Dear ONE PERCENT TO NOBODY out there, you meant a world. Thank you for all the life advices. To the remaining 99%, thank you for teaching me to get lost in life. I have learned to walk away from myself thanks to you. However, thanks to you too that I have got the opportunity to feel the bitterness of truth and I Found Me.

Equally Important [EI]

Everyone is equally important. You are EI as everyone else. These words struck me today said by an experience academician at the university. It reminds me of the sense of belonging that I had and kept with my band mates, close friends and group mates in my third year. I want to talk about it because EI means that we are always affecting one another. In simple chemical engineering terms, being able to design a chemical reactor distinctively does not make you the best or better than everyone else. Although yes, you may have designed it cheap and efficiently but there is always a room for an improvement. Just maybe that it is not sustainable enough, the green engineering loop cannot be exactly applied and hence, we gather everyone to work. During those times, you are passionate, whirling with excitement and ideas so that this nature is less hurt, the environment is synchronised with the society, people of the world and ultimately, assimilate until both parties left unhurt. At this coalescing stage, when applied in psychology context may refer to communication, a true and honest communication with an objective pair of eyes.

I believed honesty will make you equally important to everyone. A bridge of humanity bond is constructed at every turns of events when the service of honesty and delivery of truth forms the foundation. You are making a big mistakes when you tell others when ‘help’ came for only you and not others though you are being rescued from drowning in an ocean. At the time, ‘help’ is not only to the advantage of physically saving your lives but the realisation that death is upon everyone eventually may just be an awakening call to those who are rescuing you. After all, everyone wants the best for the whole and for every actions lies an invisible string of accountability. Maybe not to the leaders or people but surely to God. I guessed cherishing the ideas can draw you closer to the concept of mercy. God instilled mercy in each of us and cultivating it can perhaps be fulfilling our purpose here. Only if you think, there is any.

Even so, I may simply appeal as a coward in the public, merely writing down my thoughts process from my keyboard hoping I could make a tiny bit of difference in this world. What is there to change? What is…out there, who or what needs my help, my thoughts and ideas? I can never know, only you know, only if each and everyone of us coalesce in honesty with mercy.
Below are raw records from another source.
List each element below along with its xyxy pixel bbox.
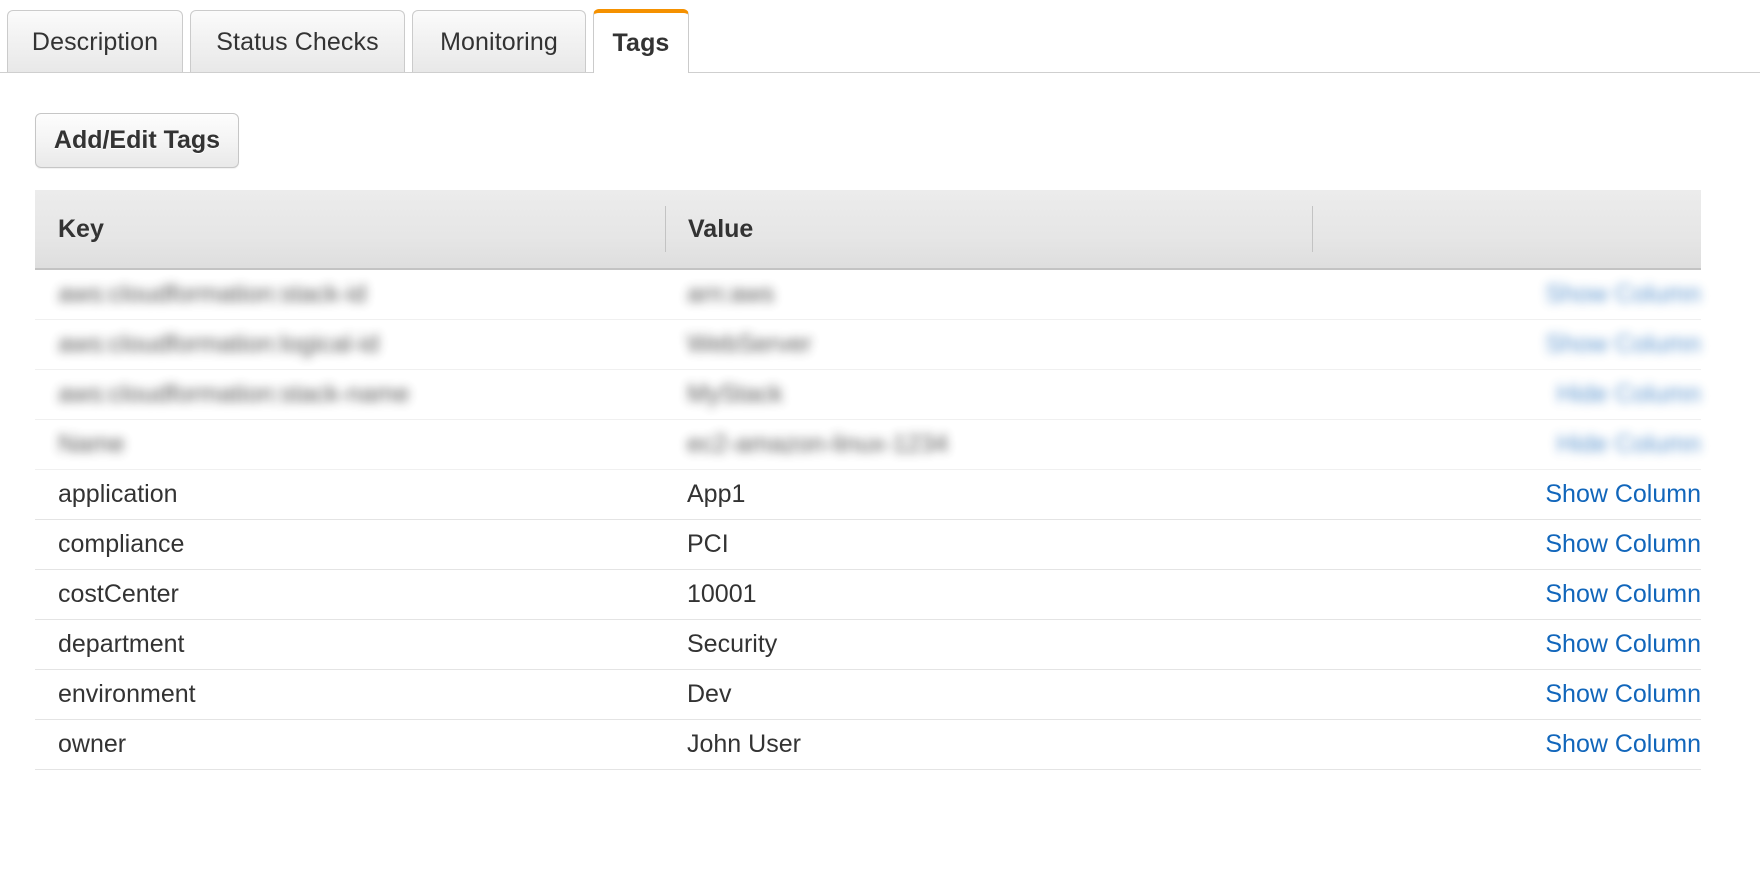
table-body: aws:cloudformation:stack-idarn:aws Show C… xyxy=(35,270,1701,770)
tab-status-checks[interactable]: Status Checks xyxy=(190,10,405,73)
tag-value-cell: arn:aws xyxy=(665,280,1312,309)
tab-label: Tags xyxy=(613,29,670,58)
tab-bar: Description Status Checks Monitoring Tag… xyxy=(0,0,1760,74)
column-header-key[interactable]: Key xyxy=(35,215,665,244)
toggle-column-link[interactable]: Show Column xyxy=(1545,330,1701,358)
toggle-column-link[interactable]: Show Column xyxy=(1545,730,1701,758)
table-row: Nameec2-amazon-linux-1234 Hide Column xyxy=(35,420,1701,470)
add-edit-tags-button[interactable]: Add/Edit Tags xyxy=(35,113,239,168)
toggle-column-link[interactable]: Show Column xyxy=(1545,630,1701,658)
tags-table: Key Value aws:cloudformation:stack-idarn… xyxy=(35,190,1701,770)
tab-tags[interactable]: Tags xyxy=(593,9,689,73)
tag-value-cell: WebServer xyxy=(665,330,1312,359)
table-row: aws:cloudformation:stack-nameMyStack Hide… xyxy=(35,370,1701,420)
tab-bar-underline xyxy=(0,72,1760,73)
tag-key-cell: application xyxy=(35,480,665,509)
tag-key-cell: aws:cloudformation:stack-name xyxy=(35,380,665,409)
tag-value-cell: MyStack xyxy=(665,380,1312,409)
table-row: costCenter10001 Show Column xyxy=(35,570,1701,620)
table-row: aws:cloudformation:logical-idWebServer Sh… xyxy=(35,320,1701,370)
tag-value-cell: Dev xyxy=(665,680,1312,709)
column-header-actions xyxy=(1312,206,1701,252)
tag-action-cell: Show Column xyxy=(1312,280,1701,309)
tag-action-cell: Show Column xyxy=(1312,680,1701,709)
table-row: applicationApp1 Show Column xyxy=(35,470,1701,520)
add-edit-tags-label: Add/Edit Tags xyxy=(54,126,220,155)
tag-value-cell: 10001 xyxy=(665,580,1312,609)
tag-value-cell: PCI xyxy=(665,530,1312,559)
tag-action-cell: Show Column xyxy=(1312,330,1701,359)
tab-label: Description xyxy=(32,28,158,57)
tab-description[interactable]: Description xyxy=(7,10,183,73)
tag-key-cell: aws:cloudformation:logical-id xyxy=(35,330,665,359)
toggle-column-link[interactable]: Show Column xyxy=(1545,480,1701,508)
table-row: environmentDev Show Column xyxy=(35,670,1701,720)
tag-value-cell: Security xyxy=(665,630,1312,659)
tag-action-cell: Hide Column xyxy=(1312,380,1701,409)
toggle-column-link[interactable]: Show Column xyxy=(1545,680,1701,708)
column-header-value[interactable]: Value xyxy=(665,206,1312,252)
tag-action-cell: Show Column xyxy=(1312,530,1701,559)
tab-label: Status Checks xyxy=(216,28,378,57)
tag-action-cell: Show Column xyxy=(1312,580,1701,609)
table-header-row: Key Value xyxy=(35,190,1701,270)
tag-key-cell: costCenter xyxy=(35,580,665,609)
tag-key-cell: aws:cloudformation:stack-id xyxy=(35,280,665,309)
tag-action-cell: Hide Column xyxy=(1312,430,1701,459)
tag-value-cell: App1 xyxy=(665,480,1312,509)
toggle-column-link[interactable]: Hide Column xyxy=(1556,380,1701,408)
table-row: ownerJohn User Show Column xyxy=(35,720,1701,770)
tag-key-cell: environment xyxy=(35,680,665,709)
table-row: aws:cloudformation:stack-idarn:aws Show C… xyxy=(35,270,1701,320)
table-row: compliancePCI Show Column xyxy=(35,520,1701,570)
tag-value-cell: ec2-amazon-linux-1234 xyxy=(665,430,1312,459)
toggle-column-link[interactable]: Show Column xyxy=(1545,580,1701,608)
tag-value-cell: John User xyxy=(665,730,1312,759)
tab-label: Monitoring xyxy=(440,28,558,57)
tag-key-cell: owner xyxy=(35,730,665,759)
tab-monitoring[interactable]: Monitoring xyxy=(412,10,586,73)
tag-key-cell: compliance xyxy=(35,530,665,559)
toggle-column-link[interactable]: Hide Column xyxy=(1556,430,1701,458)
tag-action-cell: Show Column xyxy=(1312,630,1701,659)
tag-key-cell: department xyxy=(35,630,665,659)
toggle-column-link[interactable]: Show Column xyxy=(1545,530,1701,558)
tag-key-cell: Name xyxy=(35,430,665,459)
tag-action-cell: Show Column xyxy=(1312,480,1701,509)
tag-action-cell: Show Column xyxy=(1312,730,1701,759)
toggle-column-link[interactable]: Show Column xyxy=(1545,280,1701,308)
table-row: departmentSecurity Show Column xyxy=(35,620,1701,670)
Admit it. Forgive yourself and others.

The pen is mightier than a sword. Words can change lives for the better and in due course, turns out being sustainable for the future.
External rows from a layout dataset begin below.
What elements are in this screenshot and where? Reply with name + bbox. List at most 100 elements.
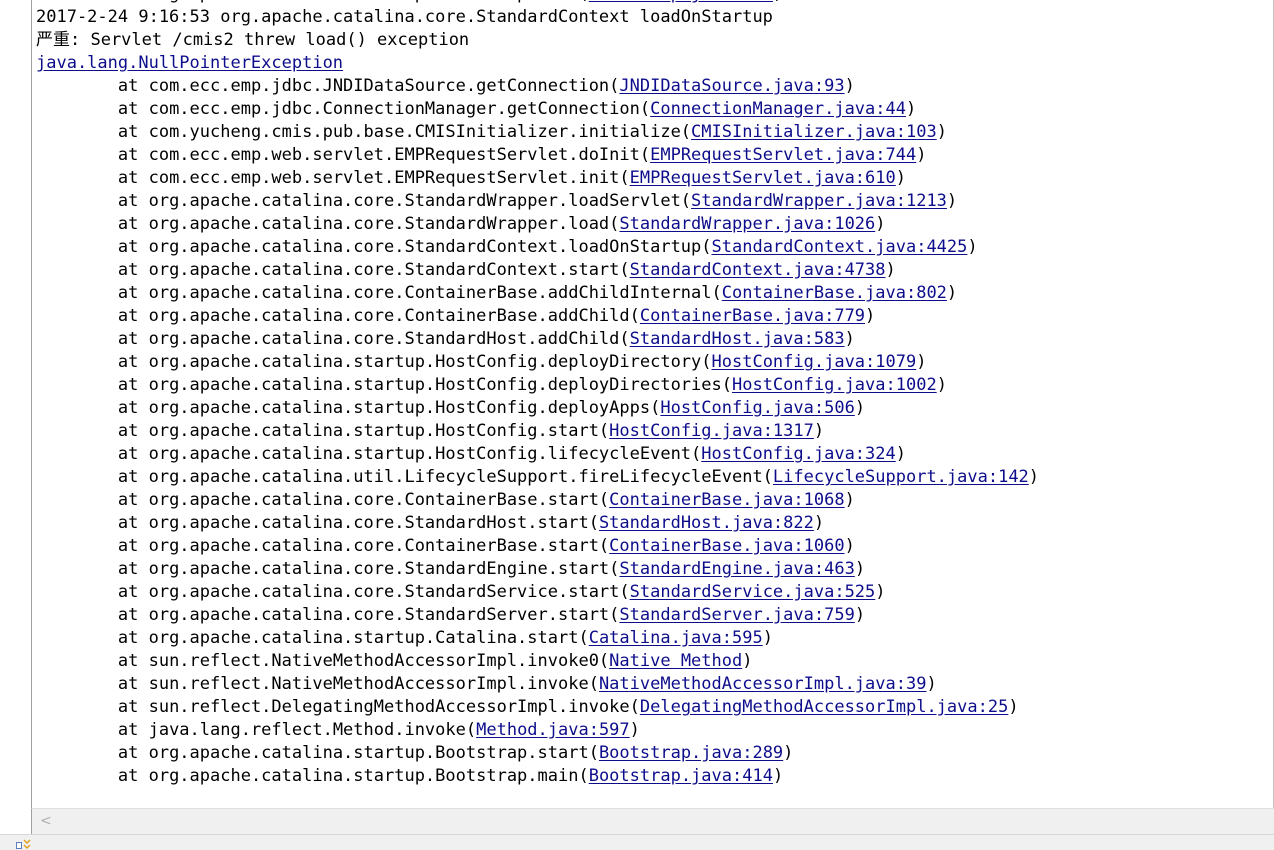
console-window: at org.apache.catalina.startup.Bootstrap… [0,0,1274,850]
stacktrace-link[interactable]: StandardWrapper.java:1026 [619,214,875,234]
console-line-tail: ) [946,283,958,303]
console-line-tail: ) [772,766,784,786]
console-line-tail: ) [844,329,855,349]
chevron-left-icon[interactable]: < [40,813,54,829]
console-line-tail: ) [905,99,917,119]
status-bar [0,834,1274,850]
console-line-text: at org.apache.catalina.startup.Bootstrap… [36,766,589,786]
stacktrace-link[interactable]: StandardService.java:525 [630,582,876,602]
stacktrace-link[interactable]: StandardWrapper.java:1213 [691,191,947,211]
console-line: at org.apache.catalina.core.StandardServ… [36,581,1039,604]
console-line-tail: ) [875,214,886,234]
stacktrace-link[interactable]: HostConfig.java:1079 [712,352,917,372]
console-line-text: at org.apache.catalina.startup.Bootstrap… [36,743,599,763]
console-line-tail: ) [783,743,794,763]
console-line: at java.lang.reflect.Method.invoke(Metho… [36,719,1039,742]
stacktrace-link[interactable]: HostConfig.java:1002 [732,375,937,395]
console-line-tail: ) [742,651,753,671]
console-line: at org.apache.catalina.core.ContainerBas… [36,535,1039,558]
console-line: at org.apache.catalina.startup.Catalina.… [36,627,1039,650]
console-line-tail: ) [844,490,855,510]
console-line-text: at org.apache.catalina.startup.HostConfi… [36,444,702,464]
stacktrace-link[interactable]: ContainerBase.java:1068 [609,490,844,510]
console-line: at sun.reflect.DelegatingMethodAccessorI… [36,696,1039,719]
console-line-text: 严重: Servlet /cmis2 threw load() exceptio… [36,30,470,50]
stacktrace-link[interactable]: StandardContext.java:4425 [712,237,968,257]
stacktrace-link[interactable]: CMISInitializer.java:103 [691,122,937,142]
console-line-tail: ) [936,375,947,395]
console-line-tail: ) [916,352,927,372]
console-line-text: at com.ecc.emp.jdbc.ConnectionManager.ge… [36,99,651,119]
console-line-text: at org.apache.catalina.core.StandardServ… [36,582,630,602]
console-line-tail: ) [936,122,947,142]
console-line: at org.apache.catalina.core.StandardHost… [36,328,1039,351]
console-line-tail: ) [916,145,927,165]
stacktrace-link[interactable]: Method.java:597 [476,720,630,740]
console-line: at org.apache.catalina.startup.Bootstrap… [36,742,1039,765]
stacktrace-link[interactable]: HostConfig.java:324 [701,444,895,464]
console-line-tail: ) [762,628,773,648]
horizontal-scrollbar[interactable]: < [31,808,1274,834]
console-line-text: at org.apache.catalina.core.StandardServ… [36,605,620,625]
stacktrace-link[interactable]: StandardContext.java:4738 [630,260,886,280]
console-line: at org.apache.catalina.startup.HostConfi… [36,374,1039,397]
console-line-text: at org.apache.catalina.startup.Catalina.… [36,628,589,648]
console-line-tail: ) [865,306,876,326]
console-line-tail: ) [844,536,855,556]
console-line-text: at org.apache.catalina.core.ContainerBas… [36,490,610,510]
stacktrace-link[interactable]: Native Method [609,651,742,671]
stacktrace-link[interactable]: StandardServer.java:759 [619,605,854,625]
console-line-tail: ) [895,444,906,464]
console-line-tail: ) [926,674,937,694]
console-line-tail: ) [1008,697,1019,717]
stacktrace-link[interactable]: ContainerBase.java:1060 [609,536,844,556]
stacktrace-link[interactable]: DelegatingMethodAccessorImpl.java:25 [640,697,1008,717]
console-line-text: at org.apache.catalina.core.ContainerBas… [36,536,610,556]
console-line-tail: ) [854,559,866,579]
console-line-tail: ) [854,605,866,625]
stacktrace-link[interactable]: HostConfig.java:506 [660,398,854,418]
console-line: at org.apache.catalina.startup.Bootstrap… [36,765,1039,788]
stacktrace-link[interactable]: Bootstrap.java:414 [589,766,773,786]
console-line: at com.ecc.emp.web.servlet.EMPRequestSer… [36,144,1039,167]
console-line-tail: ) [844,76,855,96]
console-line-text: at org.apache.catalina.startup.HostConfi… [36,398,661,418]
console-line-text: at org.apache.catalina.util.LifecycleSup… [36,467,773,487]
console-line-text: at org.apache.catalina.startup.Bootstrap… [36,0,589,4]
console-line: java.lang.NullPointerException [36,52,1039,75]
console-line-text: at com.ecc.emp.web.servlet.EMPRequestSer… [36,145,651,165]
console-line-text: 2017-2-24 9:16:53 org.apache.catalina.co… [36,7,773,27]
console-line-text: at org.apache.catalina.core.StandardHost… [36,513,599,533]
console-line: at org.apache.catalina.core.StandardServ… [36,604,1039,627]
console-view[interactable]: at org.apache.catalina.startup.Bootstrap… [31,0,1274,808]
console-line-text: at org.apache.catalina.core.StandardHost… [36,329,630,349]
stacktrace-link[interactable]: HostConfig.java:1317 [609,421,814,441]
stacktrace-link[interactable]: LifecycleSupport.java:142 [773,467,1029,487]
stacktrace-link[interactable]: EMPRequestServlet.java:744 [650,145,916,165]
stacktrace-link[interactable]: Bootstrap.java:414 [589,0,773,4]
stacktrace-link[interactable]: java.lang.NullPointerException [36,53,343,73]
console-line-text: at org.apache.catalina.core.StandardCont… [36,260,630,280]
stacktrace-link[interactable]: StandardEngine.java:463 [619,559,854,579]
console-line-tail: ) [854,398,866,418]
stacktrace-link[interactable]: ConnectionManager.java:44 [650,99,906,119]
stacktrace-link[interactable]: Bootstrap.java:289 [599,743,783,763]
stacktrace-link[interactable]: StandardHost.java:583 [630,329,845,349]
stacktrace-link[interactable]: ContainerBase.java:802 [722,283,947,303]
console-line: at com.ecc.emp.web.servlet.EMPRequestSer… [36,167,1039,190]
stacktrace-link[interactable]: ContainerBase.java:779 [640,306,865,326]
console-line-tail: ) [885,260,896,280]
console-line-text: at sun.reflect.DelegatingMethodAccessorI… [36,697,640,717]
console-line-text: at org.apache.catalina.startup.HostConfi… [36,421,610,441]
console-line: at org.apache.catalina.util.LifecycleSup… [36,466,1039,489]
stacktrace-link[interactable]: JNDIDataSource.java:93 [619,76,844,96]
console-line-tail: ) [629,720,640,740]
console-line-text: at org.apache.catalina.core.ContainerBas… [36,283,722,303]
stacktrace-link[interactable]: NativeMethodAccessorImpl.java:39 [599,674,927,694]
stacktrace-link[interactable]: EMPRequestServlet.java:610 [630,168,896,188]
stacktrace-link[interactable]: Catalina.java:595 [589,628,763,648]
stacktrace-link[interactable]: StandardHost.java:822 [599,513,814,533]
console-line-tail: ) [946,191,958,211]
console-line: at org.apache.catalina.core.ContainerBas… [36,282,1039,305]
console-line-text: at sun.reflect.NativeMethodAccessorImpl.… [36,674,599,694]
Dissociation in foreign state

I am really happy and grateful that finally on this blessed Friday, I found my therapist to understand how does it really feels when my scale of mental health is 0. It seems that our mind can reach to the point where it has lost control of its behaviour. Sometimes, it is called as split but not as in personality split, however, a person can find he or she to be distant from who they really are, not recognising oneself and starting to initiate its immediate coping mechanism for short term survival. Some people may opt for instant relieve such as self-harming, cuts, suicidal triggers etc. As for me, the dark corners, gives a soothing fragments of safety and being as a form of escapes.

Nevertheless, it stroked me from the questioning by my therapist on why would I let it/others have power over me? and for how long is it going to be? The session I had today was really challenging and yes, I want to be up to the challenge till the point that the challenges are tired of me.

A 5 means get up on time, hopeful and content.

0 means guilty, ‘Isolated’ and ‘ruminating’.

“Positivity usually outweighs negativity”. Good Luck!